Roland Berger reports that in Southeast Asia, the majority of transport is provided by these two-wheeled vehicles, partially because of the lack of parking space for cars. The cost of these two-wheeled wonders is negligible, with new ones costing as little as USD 500 and used ones coming in at almost half that cost. With the late availability of income from the newly industrialized areas of India and other parts of Southeast Asia, the scooter market is one that is ripe for the entry of an environmentally friendly transport option. According to Sixth Tone, China has over 200 million of these electric bikes (e-bikes) already with a potential 30 million entering the market each year. As far as commuters are concerned, e-bikes off a space-friendly, environmentally friendly and convenient way to traverse the city.
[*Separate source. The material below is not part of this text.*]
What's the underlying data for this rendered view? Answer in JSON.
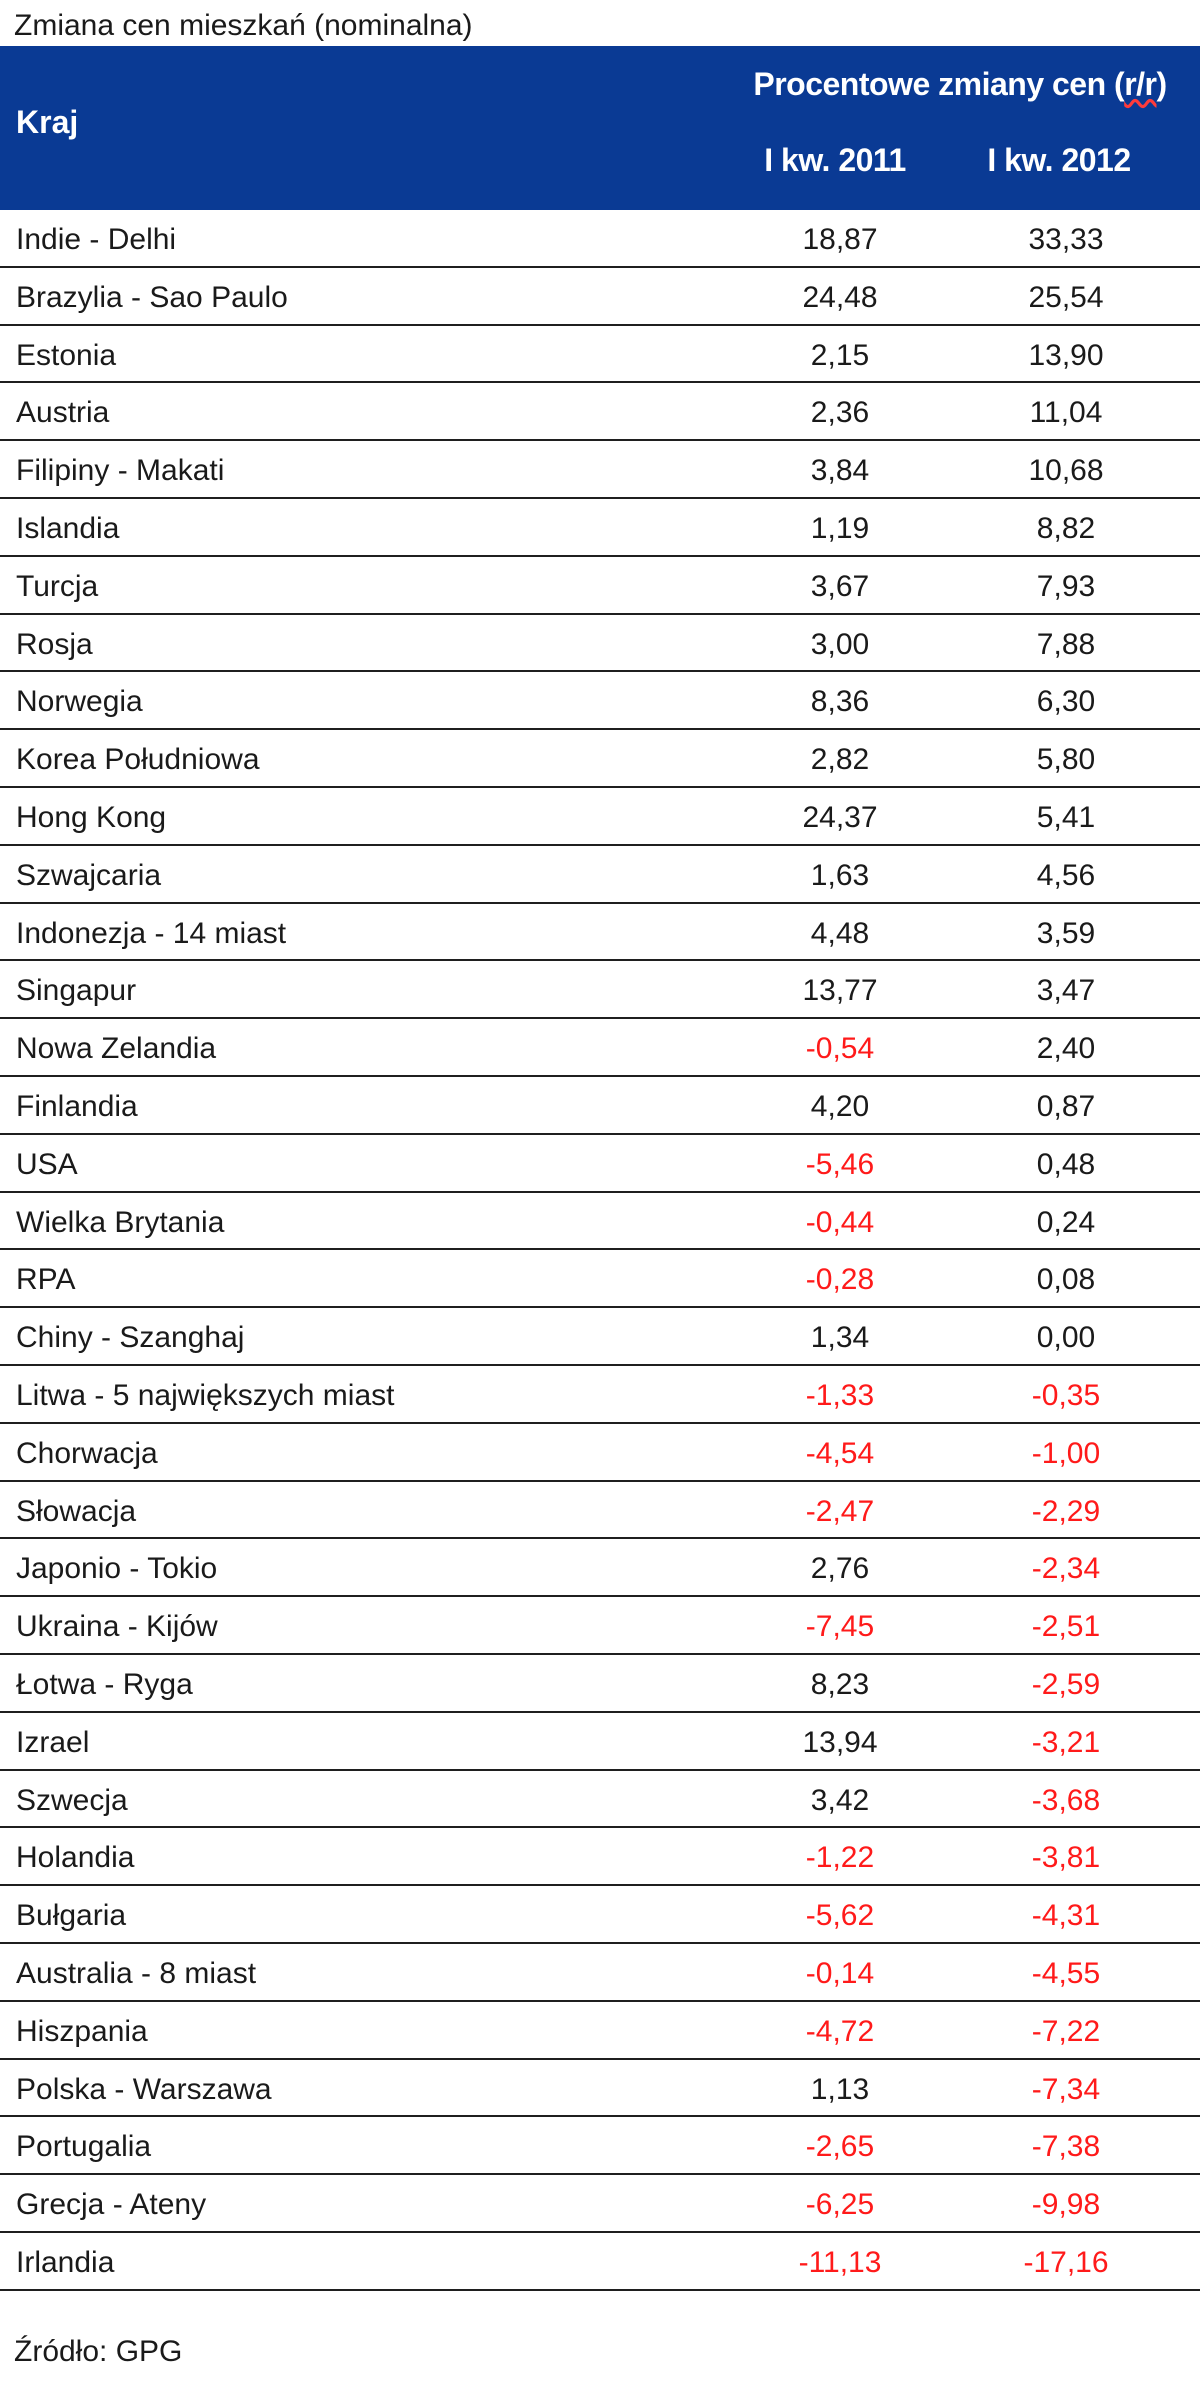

Battery Packs and Easy Charging

When electric vehicles first entered the market, their dependence on Lithium Ion batteries made the entire vehicle construction process expensive. The thought of selling costly emerging technology like this to the third world was laughable in the extreme. Then suddenly, because of the slow adoption of the technology around the globe, competing manufacturers and more R&D going into the field, the construction of batteries became so affordable that even poorer countries could afford electric power in their transport. Electrive mentions that batteries are likely to drop by 52% by the time 2030 rolls around. Due to the lack of charging stations in developing countries, manufacturers have fallen back on offering means of charging from a home power supply, but eventually, the idea is to roll out charging stations in easily accessible places to deal with the demand.

Why a Scooter?

In developing nations, not only is it difficult for a factory or commercial worker to afford a vehicle, but the hoops put in place by financial organizations to qualify for loans for cars puts it out of reach of most workers. The added problem of massive snarls of traffic that slow progress means that even affording a car is no guarantee of personal transport. Instead, the use of a power scooter is more prevalent in places where the population is massive because of the added mobility a scooter offers to the operator. Overall, consumers prefer spending less time stuck behind a traffic jam, and the fact that they can still have motorized transport that avoids that bottleneck makes the decision to buy a scooter the obvious one.

Government Support Needed

As with most developing nations, no move along these lines will succeed unless the government puts in the requisite support. Subsidies for entrepreneurs who want to open charging stations is a potential way for governments to stimulate the growth of electric adoption. Manufacturers can aid in creating standardized sizes of components and batteries to assist in the importation and distribution of parts. The fight to control climate change has already begun, and while there is a distinct need for our thinking about carbon-based transportation to change in the first world, developing nations are the most crucial battleground in this war.